El Mariquelo pide en lo alto de la Catedral que sea de Interés Regional

El Mariquelo pide en lo alto de la Catedral que sea de Interés Regional
. EFE/Archivo

El folclorista salmantino Ángel Rufino de Haro, «El Mariquelo», ha vuelto a subir a la parte más alta de la Catedral Nueva de Salamanca, como hace todos los 31 de octubre, donde ha reclamado que su ascensión sea considerada una Fiesta de Interés Regional.

A las 12,03 horas ha coronado la cúpula de la Catedral Nueva salmantina, aunque no ha subido hasta la bola central que sujeta la veleta del templo, y tras llegar arriba ha soltado una paloma blanca para pedir «paz en el mundo» y ha tocado su charrada en homenaje a esta ascensión.

Esta tradición fue recuperada por Rufino de Haro en 1986, aunque comenzó a hacerse en 1755, cuando el 31 de octubre de ese año se sintieron en Salamanca las consecuencias del terremoto que asoló Lisboa.

A las once y media de la mañana, «El Mariquelo» comenzaba su ascensión a la Catedral Nueva, en esta ocasión por el acceso que se ha creado en el templo para los turistas, conocido como Ieronimus.

Diez minutos más tarde se encontraba entre las tres campanas de la Catedral y ya comenzaba a lanzar mensajes a las miles de personas que se han congregado en la Plaza de Anaya y en la Calle La Rúa para ver esta nueva ascensión.

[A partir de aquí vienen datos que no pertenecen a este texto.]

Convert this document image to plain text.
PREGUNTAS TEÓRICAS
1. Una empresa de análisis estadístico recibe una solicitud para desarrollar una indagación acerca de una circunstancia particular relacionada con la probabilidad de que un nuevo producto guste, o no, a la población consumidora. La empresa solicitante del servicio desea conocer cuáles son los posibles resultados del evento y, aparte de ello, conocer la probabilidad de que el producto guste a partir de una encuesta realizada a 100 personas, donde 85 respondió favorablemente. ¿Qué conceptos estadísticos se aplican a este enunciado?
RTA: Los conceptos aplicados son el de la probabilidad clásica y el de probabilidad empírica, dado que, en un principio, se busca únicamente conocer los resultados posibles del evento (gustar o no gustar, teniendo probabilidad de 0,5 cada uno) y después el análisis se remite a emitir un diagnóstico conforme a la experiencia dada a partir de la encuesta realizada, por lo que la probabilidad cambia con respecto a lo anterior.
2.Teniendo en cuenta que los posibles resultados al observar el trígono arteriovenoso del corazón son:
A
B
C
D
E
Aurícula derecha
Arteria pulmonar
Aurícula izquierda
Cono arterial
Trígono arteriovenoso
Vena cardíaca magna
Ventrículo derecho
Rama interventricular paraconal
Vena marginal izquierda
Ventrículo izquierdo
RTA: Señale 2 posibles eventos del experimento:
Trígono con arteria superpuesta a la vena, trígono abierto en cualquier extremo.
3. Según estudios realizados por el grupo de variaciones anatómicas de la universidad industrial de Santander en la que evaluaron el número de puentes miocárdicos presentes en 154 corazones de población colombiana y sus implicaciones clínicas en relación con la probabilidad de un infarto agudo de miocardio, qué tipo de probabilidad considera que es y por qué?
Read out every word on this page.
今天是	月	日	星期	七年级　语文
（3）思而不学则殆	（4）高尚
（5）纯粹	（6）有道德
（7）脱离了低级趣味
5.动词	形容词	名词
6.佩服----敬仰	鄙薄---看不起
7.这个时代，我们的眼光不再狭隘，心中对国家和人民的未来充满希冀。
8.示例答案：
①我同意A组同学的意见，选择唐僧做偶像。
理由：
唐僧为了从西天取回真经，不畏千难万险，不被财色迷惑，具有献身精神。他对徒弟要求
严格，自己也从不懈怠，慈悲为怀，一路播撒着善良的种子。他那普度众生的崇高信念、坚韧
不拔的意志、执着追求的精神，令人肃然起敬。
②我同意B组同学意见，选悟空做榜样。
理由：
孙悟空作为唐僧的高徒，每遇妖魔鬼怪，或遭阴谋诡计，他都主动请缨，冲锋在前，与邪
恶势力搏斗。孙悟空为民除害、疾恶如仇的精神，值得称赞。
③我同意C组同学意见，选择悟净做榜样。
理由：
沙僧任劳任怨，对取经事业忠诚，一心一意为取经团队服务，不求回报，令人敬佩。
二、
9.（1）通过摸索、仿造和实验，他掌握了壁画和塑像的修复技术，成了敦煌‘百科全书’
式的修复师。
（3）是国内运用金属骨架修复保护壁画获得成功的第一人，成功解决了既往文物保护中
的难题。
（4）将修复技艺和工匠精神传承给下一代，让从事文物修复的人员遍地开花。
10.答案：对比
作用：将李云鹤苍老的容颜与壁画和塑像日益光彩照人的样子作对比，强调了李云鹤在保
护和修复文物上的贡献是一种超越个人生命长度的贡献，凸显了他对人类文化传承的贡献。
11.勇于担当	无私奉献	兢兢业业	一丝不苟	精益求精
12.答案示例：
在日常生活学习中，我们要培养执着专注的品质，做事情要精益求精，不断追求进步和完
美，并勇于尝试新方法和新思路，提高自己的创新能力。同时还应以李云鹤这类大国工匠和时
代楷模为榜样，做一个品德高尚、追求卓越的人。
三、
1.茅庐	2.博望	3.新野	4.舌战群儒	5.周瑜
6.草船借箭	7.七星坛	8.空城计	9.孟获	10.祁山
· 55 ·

Otros cinco minutos tardó en llegar al siguiente nivel de la Catedral Nueva, desde donde sale una escalera de hierro hacia el cupulín, donde ha tocado una charrada y ha pedido que su subida sea una Fiesta de Interés Regional.

«La ascensión ha sido una maravilla», según ha asegurado a Efe el propio Ángel Rufino de Haro, una hora después de su subida, mientras era agasajado por cientos de personas y admiradores.

También ha indicado que «la verdad» es que se encuentra «pletórico» y ha reconocido que a la llegada al cupulín de la Catedral Nueva lo ha rodeado para analizar el estado en el que se encontraba, pues ha sido una mañana con fuerte viento, aunque la lluvia ha desaparecido mientras él ascendía.

El primer, y único susto, lo ha dado en el momento de subir la escalera de hierro exterior, ya que al poner el pié en el primer escalón se ha resbalado, pero ha podido seguir con la subida.

Según se recuerda en la Historia de la capital salmantina, en el momento en el que se notaron los temblores de tierra se estaba celebrando una Eucaristía en la Catedral salmantina y la gente se resguardó en ella pensando que era el fin del mundo.

Además, mientras la tierra se movía, la campana más grande del templo, que es conocida como María de la O, empezó a sonar sin que nadie la tocara.

Al comprobarse que no había habido víctimas, el Cabildo de la Catedral promulgó un edicto, en 1755, en el que se anunciaba que la víspera del Día de Todos los Santos una persona subiría a tocar la campana para dar gracias a Dios de que no hubiera ocurrido ningún accidente.

Ese trabajo fue encomendado a «los mariquelos», como se conocía a la familia que vivía en la Catedral, que lo realizó hasta 1976 y diez años después recuperaba esta tradición el folclorista salmantino Ángel Rufino de Haro.

Ahora, el actual «El Mariquelo» sigue con su empeño de mantener viva esta tradición, un trabajo que le hace «sentirse vivo», como ha declarado a Efe.

Este folclorista no sólo se sube cada año, el 31 de octubre, a la parte más alta de la Catedral Nueva de Salamanca, sino que ha llevado sus charradas ante la Torre Eiffel en París, en las pirámides de Gizeh en El Cairo o en el Pan de Azúcar de Río de Janeiro, entre otros lugares.